Medium-risk areas refer to those with new confirmed cases within 14 days within their administrative region, and the cumulative number of confirmed cases does not exceed 50; or the cumulative number of confirmed cases in Kinalu exceeds 50, and there has been no cluster outbreak in 14 days. High-wind counties refer to counties with more than 50 confirmed cases in their administrative areas, and clusters of outbreaks have occurred within 14 days.
Legal basis: Law of the People's Republic of China on the Prevention and Treatment of Infectious Diseases
Article 30 When disease prevention and control institutions, medical institutions, blood collection and supply institutions and their personnel performing their duties discover the epidemic situation of an infectious disease specified in this Law or the outbreak or epidemic of other infectious diseases, or an infectious disease whose cause is unknown, they shall follow the principle of delaying the territorial management of epidemic reporting, and report in accordance with the content, procedures, methods and time limits prescribed by the administrative department of health.
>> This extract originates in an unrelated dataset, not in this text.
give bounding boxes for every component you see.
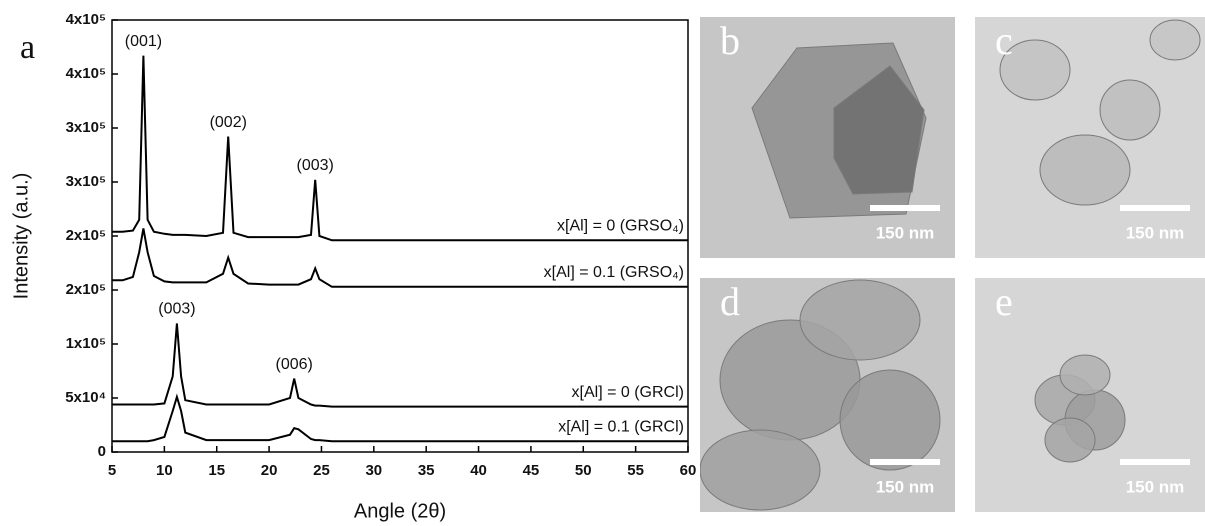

When military medical establishments provide medical services to the public and discover the epidemic situation of infectious diseases provided for in the preceding paragraph, they shall report in accordance with the provisions of the administrative department of health.
Article 31 When any unit or individual discovers a patient with an infectious disease or a patient suspected of having an infectious disease, it shall promptly report it to the nearby disease prevention and control institution or medical institution.
Article 32 When disease prevention and control institutions at ports, airports and railways, as well as border health and quarantine organs, discover patients with Class A infectious diseases, pathogen carriers, or suspected infectious disease patients, they shall, in accordance with the relevant provisions of the State, immediately report to the disease prevention and control institutions at the place where the border ports are located or to the local people's health administrative departments at or above the county level where they are located, and notify each other.
Law of the People's Republic of China on Public Security Administration Punishments》 Article 25: Those who commit any of the following acts are to be detained for between 5 and 10 days, and may be concurrently fined up to 500 RMB; where the circumstances are more minor, they are to be detained for up to 5 days or fined up to 500 RMB: (1) Spreading rumors, falsely reporting dangerous situations, epidemics, or police information, or intentionally disrupting public order by other means; (2) Discharging false or toxic, radioactive, corrosive substances, infectious disease pathogens, or other dangerous substances to disrupt public order; (3) Threatening to set fires, or disrupting public order by releasing dangerous substances.